Et le risque dépasse le périmètre des équipes. La transparence pourrait aussi modifier la dynamique du recrutement. Afficher un salaire attire davantage de candidats alignés avec la proposition… mais peut en dissuader d’autres, notamment ceux qui ne se reconnaissent pas dans la fourchette, ou qui sous-estiment leur valeur. Certaines entreprises observent déjà une baisse de diversité des candidatures lorsque les salaires sont rendus publics, selon Le Monde. À l’inverse, des profils très motivés par la rémunération risquent d’affluer, complexifiant encore les arbitrages pour les RH. Dans un marché de l’emploi déjà sous tension, notamment dans l’IT, l’industrie ou la maintenance, l’équation pourrait devenir plus délicate à résoudre.

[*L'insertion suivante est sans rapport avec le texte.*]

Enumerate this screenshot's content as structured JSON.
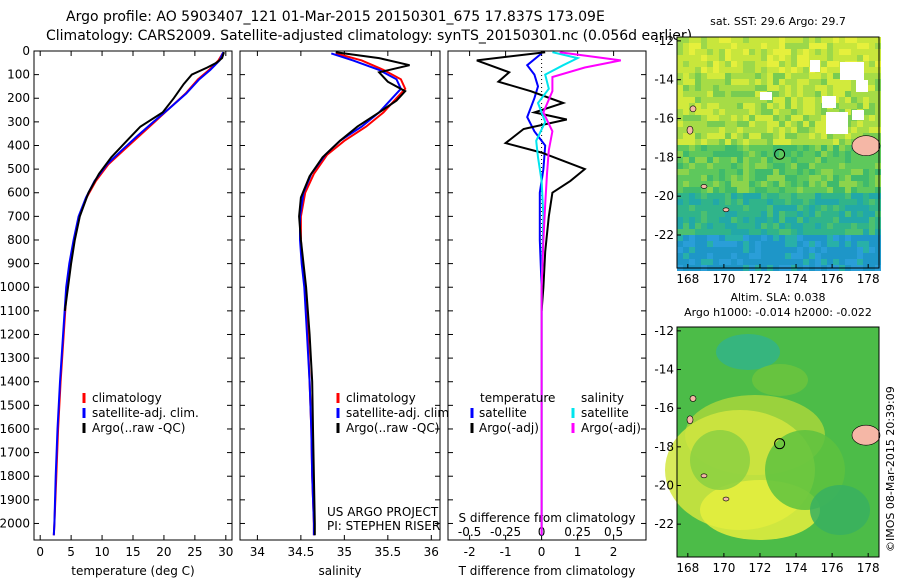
{
  "header": {
    "line1": "Argo profile: AO 5903407_121 01-Mar-2015 20150301_675 17.837S 173.09E",
    "line2": "Climatology: CARS2009. Satellite-adjusted climatology: synTS_20150301.nc (0.056d earlier)"
  },
  "colors": {
    "climatology": "#ff0000",
    "satellite": "#0000ff",
    "argo": "#000000",
    "salinity_sat": "#00e5ee",
    "salinity_argo": "#ff00ff",
    "land": "#f5b7a6"
  },
  "chart_data": [
    {
      "type": "line",
      "id": "temperature",
      "xlabel": "temperature (deg C)",
      "ylabel": "",
      "xlim": [
        -1,
        31
      ],
      "ylim": [
        2070,
        0
      ],
      "xticks": [
        0,
        5,
        10,
        15,
        20,
        25,
        30
      ],
      "yticks": [
        0,
        100,
        200,
        300,
        400,
        500,
        600,
        700,
        800,
        900,
        1000,
        1100,
        1200,
        1300,
        1400,
        1500,
        1600,
        1700,
        1800,
        1900,
        2000
      ],
      "legend": [
        "climatology",
        "satellite-adj. clim.",
        "Argo(..raw -QC)"
      ],
      "series": [
        {
          "name": "climatology",
          "color": "#ff0000",
          "points": [
            [
              29.5,
              10
            ],
            [
              28.8,
              40
            ],
            [
              27.3,
              80
            ],
            [
              25.5,
              120
            ],
            [
              23.5,
              180
            ],
            [
              21.0,
              240
            ],
            [
              18.5,
              300
            ],
            [
              16.0,
              360
            ],
            [
              13.5,
              420
            ],
            [
              11.0,
              480
            ],
            [
              9.0,
              550
            ],
            [
              7.5,
              620
            ],
            [
              6.3,
              700
            ],
            [
              5.5,
              800
            ],
            [
              4.8,
              900
            ],
            [
              4.3,
              1000
            ],
            [
              3.8,
              1200
            ],
            [
              3.3,
              1400
            ],
            [
              2.9,
              1600
            ],
            [
              2.6,
              1800
            ],
            [
              2.3,
              2000
            ],
            [
              2.2,
              2050
            ]
          ]
        },
        {
          "name": "satellite-adj. clim.",
          "color": "#0000ff",
          "points": [
            [
              29.6,
              5
            ],
            [
              29.0,
              40
            ],
            [
              27.5,
              80
            ],
            [
              25.7,
              120
            ],
            [
              23.6,
              180
            ],
            [
              21.0,
              240
            ],
            [
              18.3,
              300
            ],
            [
              15.7,
              360
            ],
            [
              13.2,
              420
            ],
            [
              10.8,
              480
            ],
            [
              8.8,
              550
            ],
            [
              7.4,
              620
            ],
            [
              6.2,
              700
            ],
            [
              5.4,
              800
            ],
            [
              4.7,
              900
            ],
            [
              4.2,
              1000
            ],
            [
              3.7,
              1200
            ],
            [
              3.2,
              1400
            ],
            [
              2.8,
              1600
            ],
            [
              2.5,
              1800
            ],
            [
              2.3,
              2000
            ],
            [
              2.2,
              2050
            ]
          ]
        },
        {
          "name": "Argo(..raw -QC)",
          "color": "#000000",
          "points": [
            [
              29.7,
              5
            ],
            [
              29.4,
              30
            ],
            [
              28.5,
              50
            ],
            [
              27.0,
              70
            ],
            [
              24.5,
              100
            ],
            [
              23.2,
              140
            ],
            [
              21.6,
              200
            ],
            [
              19.8,
              260
            ],
            [
              16.2,
              320
            ],
            [
              14.0,
              380
            ],
            [
              11.5,
              450
            ],
            [
              9.5,
              520
            ],
            [
              7.8,
              600
            ],
            [
              6.4,
              700
            ],
            [
              5.6,
              800
            ],
            [
              5.0,
              900
            ],
            [
              4.5,
              1000
            ],
            [
              4.0,
              1100
            ]
          ]
        }
      ]
    },
    {
      "type": "line",
      "id": "salinity",
      "xlabel": "salinity",
      "ylabel": "",
      "xlim": [
        33.8,
        36.1
      ],
      "ylim": [
        2070,
        0
      ],
      "xticks": [
        34,
        34.5,
        35,
        35.5,
        36
      ],
      "legend": [
        "climatology",
        "satellite-adj. clim.",
        "Argo(..raw -QC)"
      ],
      "annotations": [
        "US ARGO PROJECT",
        "PI: STEPHEN RISER"
      ],
      "series": [
        {
          "name": "climatology",
          "color": "#ff0000",
          "points": [
            [
              34.9,
              10
            ],
            [
              35.2,
              40
            ],
            [
              35.45,
              80
            ],
            [
              35.65,
              120
            ],
            [
              35.7,
              160
            ],
            [
              35.6,
              200
            ],
            [
              35.45,
              260
            ],
            [
              35.25,
              320
            ],
            [
              35.0,
              380
            ],
            [
              34.8,
              440
            ],
            [
              34.65,
              520
            ],
            [
              34.55,
              600
            ],
            [
              34.5,
              700
            ],
            [
              34.5,
              800
            ],
            [
              34.52,
              900
            ],
            [
              34.55,
              1000
            ],
            [
              34.58,
              1200
            ],
            [
              34.6,
              1400
            ],
            [
              34.62,
              1600
            ],
            [
              34.63,
              1800
            ],
            [
              34.65,
              2000
            ],
            [
              34.65,
              2050
            ]
          ]
        },
        {
          "name": "satellite-adj. clim.",
          "color": "#0000ff",
          "points": [
            [
              34.85,
              10
            ],
            [
              35.1,
              40
            ],
            [
              35.4,
              80
            ],
            [
              35.6,
              120
            ],
            [
              35.65,
              160
            ],
            [
              35.55,
              200
            ],
            [
              35.4,
              260
            ],
            [
              35.2,
              320
            ],
            [
              34.95,
              380
            ],
            [
              34.78,
              440
            ],
            [
              34.62,
              520
            ],
            [
              34.53,
              600
            ],
            [
              34.49,
              700
            ],
            [
              34.49,
              800
            ],
            [
              34.51,
              900
            ],
            [
              34.54,
              1000
            ],
            [
              34.57,
              1200
            ],
            [
              34.6,
              1400
            ],
            [
              34.62,
              1600
            ],
            [
              34.63,
              1800
            ],
            [
              34.65,
              2000
            ],
            [
              34.65,
              2050
            ]
          ]
        },
        {
          "name": "Argo(..raw -QC)",
          "color": "#000000",
          "points": [
            [
              34.9,
              5
            ],
            [
              35.4,
              30
            ],
            [
              35.75,
              60
            ],
            [
              35.4,
              90
            ],
            [
              35.5,
              130
            ],
            [
              35.7,
              170
            ],
            [
              35.6,
              210
            ],
            [
              35.4,
              260
            ],
            [
              35.15,
              320
            ],
            [
              34.95,
              380
            ],
            [
              34.75,
              450
            ],
            [
              34.6,
              530
            ],
            [
              34.5,
              620
            ],
            [
              34.48,
              700
            ],
            [
              34.5,
              800
            ],
            [
              34.53,
              900
            ],
            [
              34.56,
              1000
            ],
            [
              34.6,
              1200
            ],
            [
              34.63,
              1400
            ],
            [
              34.64,
              1600
            ],
            [
              34.65,
              1800
            ],
            [
              34.66,
              2000
            ],
            [
              34.66,
              2050
            ]
          ]
        }
      ]
    },
    {
      "type": "line",
      "id": "difference",
      "xlabel": "T difference from climatology",
      "x2label": "S difference from climatology",
      "xlim": [
        -2.6,
        2.9
      ],
      "ylim": [
        2070,
        0
      ],
      "xticks": [
        -2,
        -1,
        0,
        1,
        2
      ],
      "xticklabels": [
        "-2",
        "-1",
        "0",
        "1",
        "2"
      ],
      "x2ticks": [
        -0.5,
        -0.25,
        0,
        0.25,
        0.5
      ],
      "x2ticklabels": [
        "-0.5",
        "-0.25",
        "0",
        "0.25",
        "0.5"
      ],
      "legend": [
        "temperature",
        "satellite",
        "Argo(-adj)",
        "salinity",
        "satellite",
        "Argo(-adj)"
      ],
      "series": [
        {
          "name": "satellite",
          "color": "#0000ff",
          "points": [
            [
              0.0,
              10
            ],
            [
              -0.4,
              60
            ],
            [
              -0.2,
              100
            ],
            [
              -0.1,
              150
            ],
            [
              -0.2,
              200
            ],
            [
              -0.4,
              280
            ],
            [
              -0.2,
              340
            ],
            [
              0.1,
              400
            ],
            [
              0.05,
              500
            ],
            [
              -0.05,
              600
            ],
            [
              -0.05,
              800
            ],
            [
              0.0,
              1000
            ],
            [
              0.0,
              2050
            ]
          ]
        },
        {
          "name": "Argo(-adj)",
          "color": "#000000",
          "points": [
            [
              0.1,
              5
            ],
            [
              -1.8,
              40
            ],
            [
              -0.9,
              90
            ],
            [
              -1.2,
              130
            ],
            [
              -0.3,
              170
            ],
            [
              0.6,
              220
            ],
            [
              -0.2,
              260
            ],
            [
              0.7,
              290
            ],
            [
              -0.5,
              330
            ],
            [
              -1.0,
              390
            ],
            [
              0.0,
              430
            ],
            [
              1.2,
              500
            ],
            [
              0.8,
              550
            ],
            [
              0.3,
              600
            ],
            [
              0.2,
              700
            ],
            [
              0.1,
              850
            ],
            [
              0.05,
              1000
            ],
            [
              0.0,
              1100
            ]
          ]
        },
        {
          "name": "satellite",
          "color": "#00e5ee",
          "points": [
            [
              0.3,
              5
            ],
            [
              1.0,
              30
            ],
            [
              0.6,
              60
            ],
            [
              0.1,
              100
            ],
            [
              0.2,
              160
            ],
            [
              -0.1,
              220
            ],
            [
              0.1,
              300
            ],
            [
              -0.15,
              380
            ],
            [
              -0.1,
              450
            ],
            [
              0.0,
              550
            ],
            [
              0.05,
              700
            ],
            [
              0.0,
              1000
            ],
            [
              0.0,
              2050
            ]
          ]
        },
        {
          "name": "Argo(-adj)",
          "color": "#ff00ff",
          "points": [
            [
              0.5,
              5
            ],
            [
              2.2,
              40
            ],
            [
              1.2,
              70
            ],
            [
              0.3,
              110
            ],
            [
              0.3,
              170
            ],
            [
              0.05,
              260
            ],
            [
              0.3,
              340
            ],
            [
              0.2,
              420
            ],
            [
              0.15,
              520
            ],
            [
              0.1,
              650
            ],
            [
              0.05,
              800
            ],
            [
              0.0,
              1000
            ],
            [
              0.0,
              2050
            ]
          ]
        }
      ]
    },
    {
      "type": "heatmap",
      "id": "sst_map",
      "title": "sat. SST: 29.6 Argo: 29.7",
      "xlim": [
        167.4,
        178.6
      ],
      "ylim": [
        -23.7,
        -11.8
      ],
      "xticks": [
        168,
        170,
        172,
        174,
        176,
        178
      ],
      "yticks": [
        -12,
        -14,
        -16,
        -18,
        -20,
        -22
      ],
      "profile_location": [
        173.09,
        -17.837
      ]
    },
    {
      "type": "heatmap",
      "id": "sla_map",
      "title_line1": "Altim. SLA: 0.038",
      "title_line2": "Argo h1000: -0.014 h2000: -0.022",
      "xlim": [
        167.4,
        178.6
      ],
      "ylim": [
        -23.7,
        -11.8
      ],
      "xticks": [
        168,
        170,
        172,
        174,
        176,
        178
      ],
      "yticks": [
        -12,
        -14,
        -16,
        -18,
        -20,
        -22
      ],
      "profile_location": [
        173.09,
        -17.837
      ]
    }
  ],
  "footer": {
    "credit": "©IMOS 08-Mar-2015 20:39:09"
  }
}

Le renversement de la charge de la preuve, un séisme juridique
La directive introduit aussi un changement juridique majeur : le renversement de la charge de la preuve. Jusqu’ici, c’était au salarié de démontrer qu’il subissait une inégalité de traitement. Demain, ce sera à l’entreprise de prouver que sa politique salariale est objective, non discriminante et conforme aux critères qu’elle affiche. Un basculement qui inquiète déjà les directions : un écart mal justifié pourrait ouvrir la porte à des contentieux, voire à des actions de groupe. Dans un contexte où les prud’hommes enregistrent de plus en plus de dossiers liés aux rémunérations, l’alerte est prise au sérieux.
Certains y voient toutefois une opportunité. Ce mouvement de transparence oblige aussi les organisations à clarifier leur politique, à dépasser les pratiques historiques et à instaurer plus d’équité. Dans les grandes entreprises déjà structurées – Schneider, Carrefour, Nickel, pour ne citer que celles qui communiquent ouvertement –, les bases existent déjà : grilles formalisées, critères en partie objectivés, fourchettes affichées dans les offres d’emploi. Pour elles, la directive est moins un bouleversement qu’une accélération. Les spécialistes du recrutement le rappellent : une politique salariale lisible renforce la confiance et limite les fantasmes. Elle peut même devenir un atout de fidélisation à l’heure où les mobilités professionnelles sont constantes.
Une opportunité à saisir, à condition de s’y préparer maintenant
Les experts le martèlent : ne pas attendre. Les organisations qui prennent les devants – nettoyage des données, création de grilles fiables, formation des managers, communication interne – navigueront plus sereinement. À l’inverse, celles qui repousseront l’échéance risquent une cascade de rattrapages coûteux, une perte de confiance ou un choc de transparence brutal le jour de l’entrée en vigueur. Une perspective à haut risque dans un marché de l’emploi déjà fragile et un climat social parfois tendu.
La transparence salariale n’est pas une baguette magique. Elle ne réglera pas en un claquement de doigts tous les écarts, toutes les pratiques héritées, toutes les tensions. Mais elle marque un tournant : celui d’une relation au travail où les règles cessent d’être tacites, où l’information cesse d’être une faveur, et où les entreprises doivent désormais prouver leur équité, et non simplement l’affirmer. Un bouleversement culturel majeur – qui pourrait, bien mené, faire entrer le monde du travail dans une ère de clarté attendue depuis longtemps.